Die Räume dürfen nicht verlassen werden, nicht einmal zur Körperhygiene. Daher wurden die chemischen Toiletten installiert. Sie sind mit zahlreichen Kameras zur kompletten Überwachung ausgestattet.

Das Pokerspiel um die Lizenzen kann bis Donnerstag andauern. Erst nach Mitternacht in der Nacht von Dienstag auf Mittwoch wurde bekannt, dass die erste Lizenz vergeben ist. Wer der Gewinner ist, wird erst bekannt gegeben, wenn alle Lizenzen vergeben wurden. Mit all diesen Maßnahmen soll die Transparenz des gesamten Verfahrens garantiert werden.
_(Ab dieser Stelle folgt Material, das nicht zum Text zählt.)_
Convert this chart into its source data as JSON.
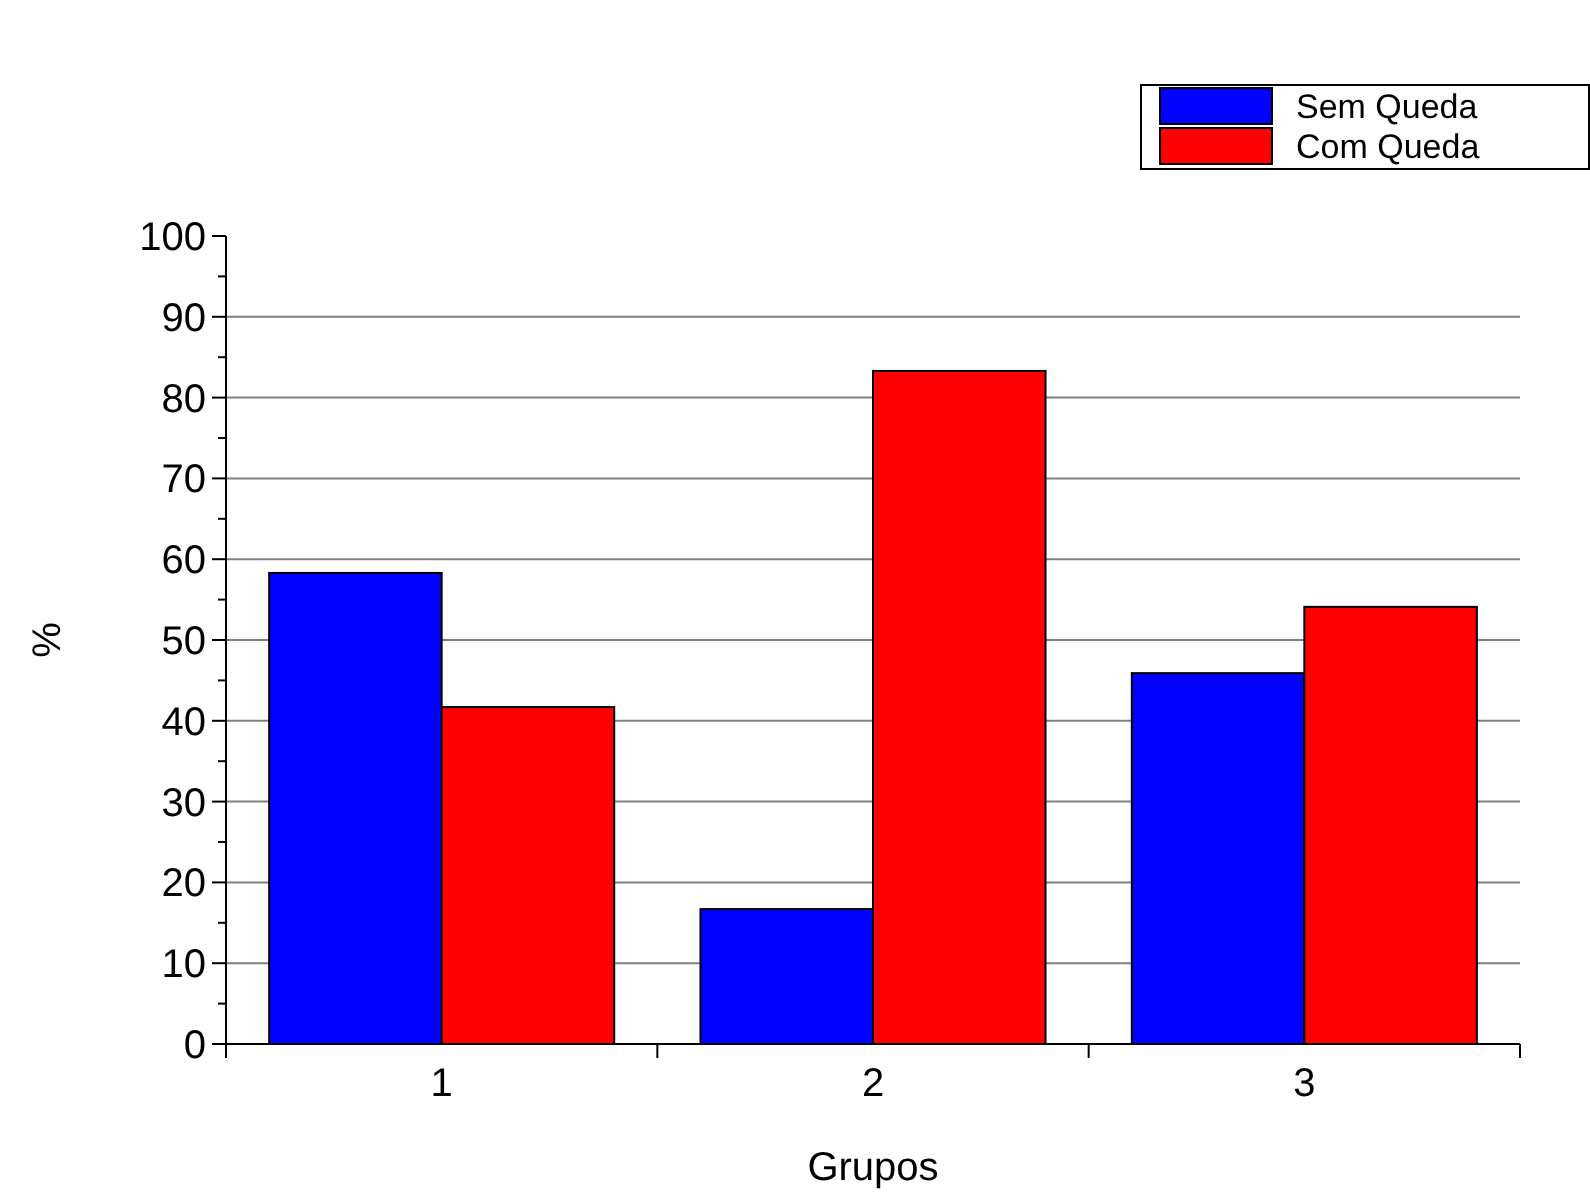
{
  "chart_data": {
    "type": "bar",
    "xlabel": "Grupos",
    "ylabel": "%",
    "categories": [
      "1",
      "2",
      "3"
    ],
    "series": [
      {
        "name": "Sem Queda",
        "color": "#0000ff",
        "values": [
          58.3,
          16.7,
          45.9
        ]
      },
      {
        "name": "Com Queda",
        "color": "#ff0000",
        "values": [
          41.7,
          83.3,
          54.1
        ]
      }
    ],
    "ylim": [
      0,
      100
    ],
    "yticks": [
      0,
      {
        "value": 5,
        "label": null
      },
      10,
      {
        "value": 15,
        "label": null
      },
      20,
      {
        "value": 25,
        "label": null
      },
      30,
      {
        "value": 35,
        "label": null
      },
      40,
      {
        "value": 45,
        "label": null
      },
      50,
      {
        "value": 55,
        "label": null
      },
      60,
      {
        "value": 65,
        "label": null
      },
      70,
      {
        "value": 75,
        "label": null
      },
      80,
      {
        "value": 85,
        "label": null
      },
      90,
      {
        "value": 95,
        "label": null
      },
      100
    ],
    "grid": "y",
    "legend": "top right"
  }
}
Die Gebote beginnen bei drei Millionen Euro. In Schritten von 500.000 Euro werden die Gebote erhöht, bis am Ende der jeweiligen Bieterrunde nur zwei Bieter übrig sind. Diese müssen dann in einem verschlossenen Umschlag ein weiteres Gebot abgeben. Der Gewinner hat dann die Lizenz und der Verlierer kann bei der nächsten Bieterrunde erst ab dem schriftlich gegebenen Maximalgebot wieder in die Auktion für die nächste Lizenz einsteigen. Die für zehn Jahre gültigen Lizenzen sollen den in Griechenland seit 1989 bestehenden Schwebezustand beenden.
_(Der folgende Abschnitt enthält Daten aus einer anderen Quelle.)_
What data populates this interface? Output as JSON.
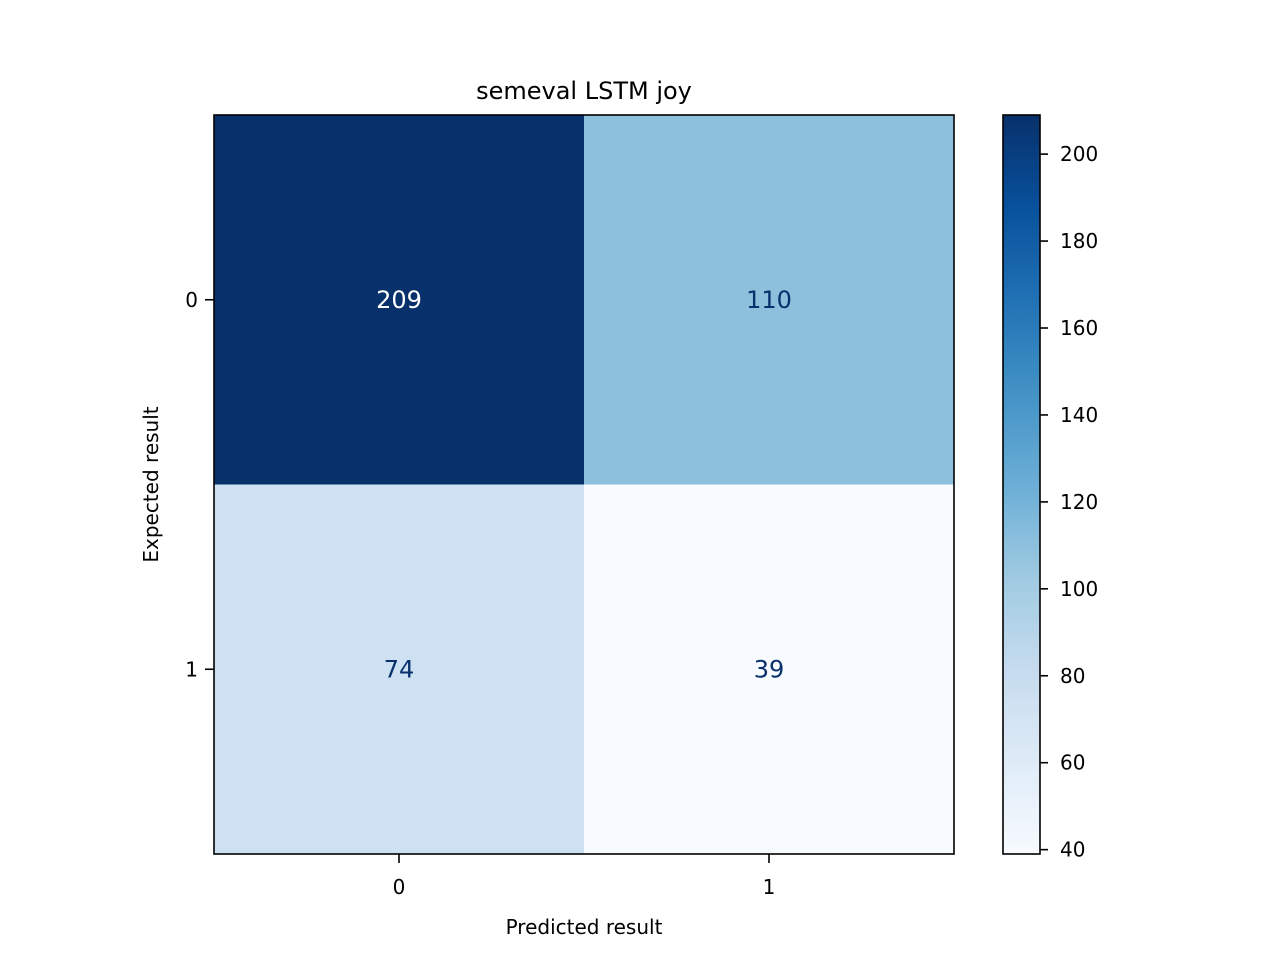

Seit 27 Jahren vorläufige Lizenzen

Im Sommer 1989 hatte der damalige Premierminister Tzannis Tzanetakis dem Privatsender Mega TV die erste, vorläufige Sendeerlaubnis für einen Privatsender erteilt. Später kamen weitere derartige Lizenzen hinzu. Es gab nie eine endgültige Lizenzierung, so dass alle Sender faktisch nur mit immer wieder verlängerten vorläufigen Lizenzen in Betrieb waren, beziehungsweise sind. Die Umstellung vom analogen auf den digitalen Sendebetrieb erfolgte mit einer Ausschreibung für eine Sendeplattform, bei der es nur einen Bieter, die DIGEA gab. Das griechische Privatfernsehen befindet sich in fester Hand von Bauunternehmern und sonstigen Lieferanten des Staats, die ihre Medienmacht für die Erlangung und Erhaltung der öffentlichen Aufträge einzusetzen wussten.
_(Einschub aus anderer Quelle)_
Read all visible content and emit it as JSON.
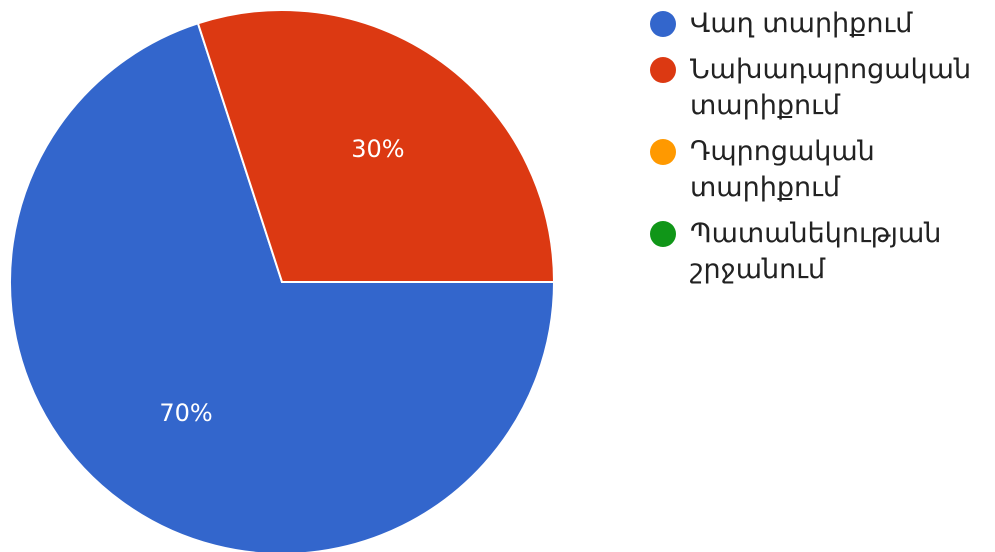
{
  "chart_data": {
    "type": "pie",
    "categories": [
      "Վաղ տարիքում",
      "Նախադպրոցական տարիքում",
      "Դպրոցական տարիքում",
      "Պատանեկության շրջանում"
    ],
    "values": [
      70,
      30,
      0,
      0
    ],
    "value_labels": [
      "70%",
      "30%",
      "",
      ""
    ],
    "colors": [
      "#3366cc",
      "#dc3912",
      "#ff9900",
      "#109618"
    ],
    "start_angle_deg": 90,
    "direction": "clockwise",
    "legend_position": "right",
    "title": ""
  }
}
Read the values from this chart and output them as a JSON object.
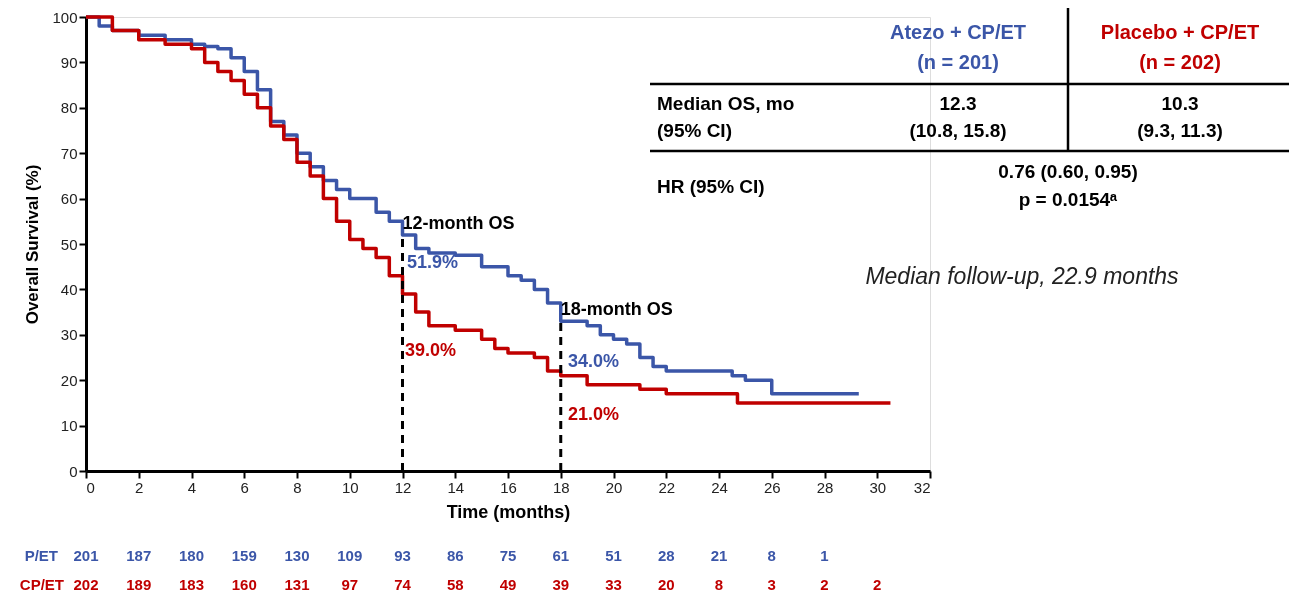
{
  "chart_data": {
    "type": "step",
    "xlabel": "Time (months)",
    "ylabel": "Overall Survival (%)",
    "xlim": [
      0,
      32
    ],
    "xticks": [
      0,
      2,
      4,
      6,
      8,
      10,
      12,
      14,
      16,
      18,
      20,
      22,
      24,
      26,
      28,
      30,
      32
    ],
    "ylim": [
      0,
      100
    ],
    "yticks": [
      0,
      10,
      20,
      30,
      40,
      50,
      60,
      70,
      80,
      90,
      100
    ],
    "grid": false,
    "series": [
      {
        "color": "#3b56a8",
        "x": [
          0,
          0.5,
          1,
          2,
          3,
          4,
          4.5,
          5,
          5.5,
          6,
          6.5,
          7,
          7.5,
          8,
          8.5,
          9,
          9.5,
          10,
          10.5,
          11,
          11.5,
          12,
          12.5,
          13,
          14,
          15,
          16,
          16.5,
          17,
          17.5,
          18,
          19,
          19.5,
          20,
          20.5,
          21,
          21.5,
          22,
          24,
          24.5,
          25,
          25.5,
          26,
          29.3
        ],
        "values": [
          100,
          98,
          97,
          96,
          95,
          94,
          93.5,
          93,
          91,
          88,
          84,
          77,
          74,
          70,
          67,
          64,
          62,
          60,
          60,
          57,
          55,
          52,
          49,
          48,
          47.5,
          45,
          43,
          42,
          40,
          37,
          33,
          32,
          30,
          29,
          28,
          25,
          23,
          22,
          22,
          21,
          20,
          20,
          17,
          17
        ]
      },
      {
        "color": "#c00000",
        "x": [
          0,
          1,
          2,
          3,
          4,
          4.5,
          5,
          5.5,
          6,
          6.5,
          7,
          7.5,
          8,
          8.5,
          9,
          9.5,
          10,
          10.5,
          11,
          11.5,
          12,
          12.5,
          13,
          14,
          15,
          15.5,
          16,
          17,
          17.5,
          18,
          19,
          20,
          21,
          22,
          24,
          24.7,
          30.5
        ],
        "values": [
          100,
          97,
          95,
          94,
          93,
          90,
          88,
          86,
          83,
          80,
          76,
          73,
          68,
          65,
          60,
          55,
          51,
          49,
          47,
          43,
          39,
          35,
          32,
          31,
          29,
          27,
          26,
          25,
          22,
          21,
          19,
          19,
          18,
          17,
          17,
          15,
          15
        ]
      }
    ],
    "ref_lines": [
      {
        "axis": "x",
        "value": 12,
        "label": "12-month OS",
        "line_style": "dashed",
        "color": "#000000"
      },
      {
        "axis": "x",
        "value": 18,
        "label": "18-month OS",
        "line_style": "dashed",
        "color": "#000000"
      }
    ],
    "annotations": [
      "Atezo + CP/ET",
      "(n = 201)",
      "Placebo + CP/ET",
      "(n = 202)",
      "Median OS, mo",
      "(95% CI)",
      "12.3",
      "(10.8, 15.8)",
      "10.3",
      "(9.3, 11.3)",
      "HR (95% CI)",
      "0.76 (0.60, 0.95)",
      "p = 0.0154ᵃ",
      "Median follow-up, 22.9 months",
      "P/ET",
      "201 187 180 159 130 109 93 86 75 61 51 28 21 8 1",
      "CP/ET",
      "202 189 183 160 131 97 74 58 49 39 33 20 8 3 2 2",
      "51.9%",
      "39.0%",
      "34.0%",
      "21.0%"
    ]
  }
}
Die Sender schreiben tief rote Zahlen, Sie schulden alle zusammen zwischen 1,2 und 2 Milliarden Euro an die griechischen Banken. Mega TV, der erste Privatsender, ist beim aktuellen Bieterverfahren wegen wirtschaftlicher Probleme bereits ausgeschlossen worden. Knapp 600 Millionen Euro belasten den einst größten griechischen Privatsender. Die Regierung von Alexis Tsipras gibt vor, mit der Verquickung von Privatunternehmern, Medien und Staat – kurz Diaploki genannt – aufräumen zu wollen. Bei momentan sendenden acht landesweiten Privatfernsehsendern ist klar, dass mindestens vier der bestehenden keine Lizenz erhalten werden.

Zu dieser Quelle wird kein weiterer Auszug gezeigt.